One of my favorite nurses came out in the group and ended up wheeling me up to our room where Katie Lacer, our photographer, was waiting. Our midwife, Beth, checked both Oliver and I out and pronounced us in great shape before she went about helping me birth the placenta. After that, we got to settle in and start nursing again while Katie took photos and eventually set up her camera to let Jon and I make a video of our memories of the morning while they were still fresh.
Family came to visit that morning, but things got especially surreal when WHAS11 responded to my dad’s call with a request to come and do a story on us. Tabnie Dosier (who is the sweetest news anchor ever!) came to our hotel room to interview us. Retelling the story several times made me realize what an incredible morning we had experienced. A few hours after she and her camera guy headed out, the midwife and a PR rep for the hospital came in to talk with us. Apparently, the story was already circulating and they had received a call requesting another interview. They let me know that I was welcome to take the calls or they could field them. As they were speaking with us I missed a call from a New York number. Following the call, I got a text message from someone who claimed to be from ABC News in New York that had seen their affiliate’s story (WHAS).
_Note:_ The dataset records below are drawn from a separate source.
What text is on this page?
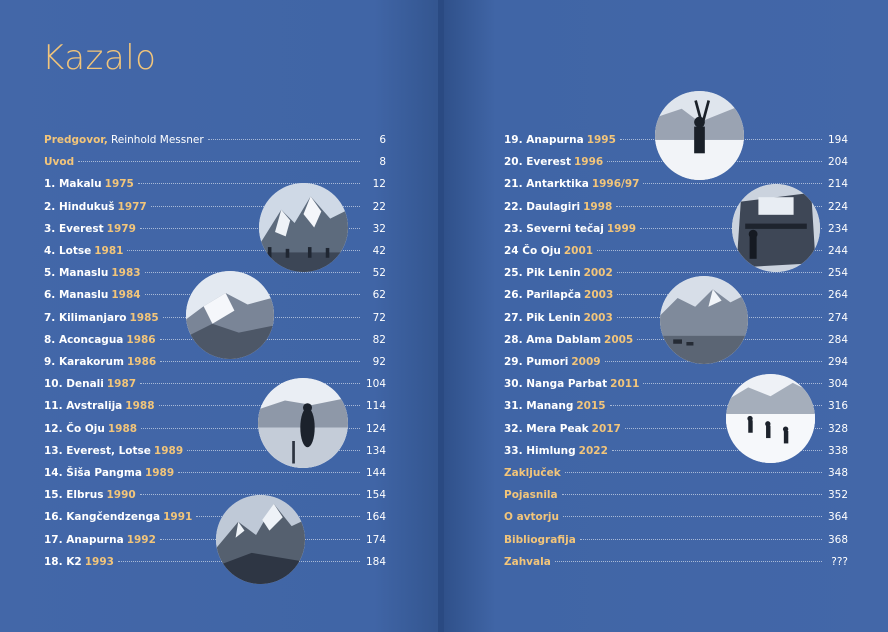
Kazalo
Predgovor, Reinhold Messner	6
Uvod	8
1. Makalu 1975	12
2. Hindukuš 1977	22
3. Everest 1979	32
4. Lotse 1981	42
5. Manaslu 1983	52
6. Manaslu 1984	62
7. Kilimanjaro 1985	72
8. Aconcagua 1986	82
9. Karakorum 1986	92
10. Denali 1987	104
11. Avstralija 1988	114
12. Čo Oju 1988	124
13. Everest, Lotse 1989	134
14. Šiša Pangma 1989	144
15. Elbrus 1990	154
16. Kangčendzenga 1991	164
17. Anapurna 1992	174
18. K2 1993	184
19. Anapurna 1995	194
20. Everest 1996	204
21. Antarktika 1996/97	214
22. Daulagiri 1998	224
23. Severni tečaj 1999	234
24 Čo Oju 2001	244
25. Pik Lenin 2002	254
26. Parilapča 2003	264
27. Pik Lenin 2003	274
28. Ama Dablam 2005	284
29. Pumori 2009	294
30. Nanga Parbat 2011	304
31. Manang 2015	316
32. Mera Peak 2017	328
33. Himlung 2022	338
Zaključek	348
Pojasnila	352
O avtorju	364
Bibliografija	368
Zahvala	???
They’d like to see about getting some additional photos or video to run the story nationally.
From there things became a whirlwind of excitement. The ABC News call/text were the real deal. They ended up publishing the story on their website. Tabnie Dosier had tweeted Stephen Amell about our story because we had mentioned Oliver was named after the TV character that he plays on the show “Arrow.” I woke up that night in the hospital to a ridiculous amount of Facebook notifications and texts letting me know that Stephen Amell had tweeted back! Friends across the county, and even the world, would message me letting me know that they had seen me on their local news channel. The craziest thing that happened was hearing from friends and coworkers in Australia that had seen me on their Today Show. It was exhausting to keep up with, but made Oliver’s birth so memorable.
I think the most important thing that came out of that day was my reaffirmation that my body knew exactly what it was doing. Having my baby in the car was definitely not on my birth plan, but it also wasn’t the worst thing to ever happen. In fact, if anything, I’ve been able to share my story with lots of people who no longer think of it as the worst thing that could happen to them either. For some, the fear of not making it to the hospital was terrifying. Hearing my story took some of the fear out of their pregnancy. It may have made them pay closer attention to the rule of thumb for when to head to their birthing place, but they also released some fear that was only stealing joy from their story. At the end of the day, each of us experiences the unique birth that we and our babies need. Sometimes that birth brings a wound, sometimes it brings healing. But it most definitely changes our lives forever.
Arriving at the hospital
Oliver meeting Stephen Amell, the actor who plays his namesake, Oliver Queen / the Green Arrow.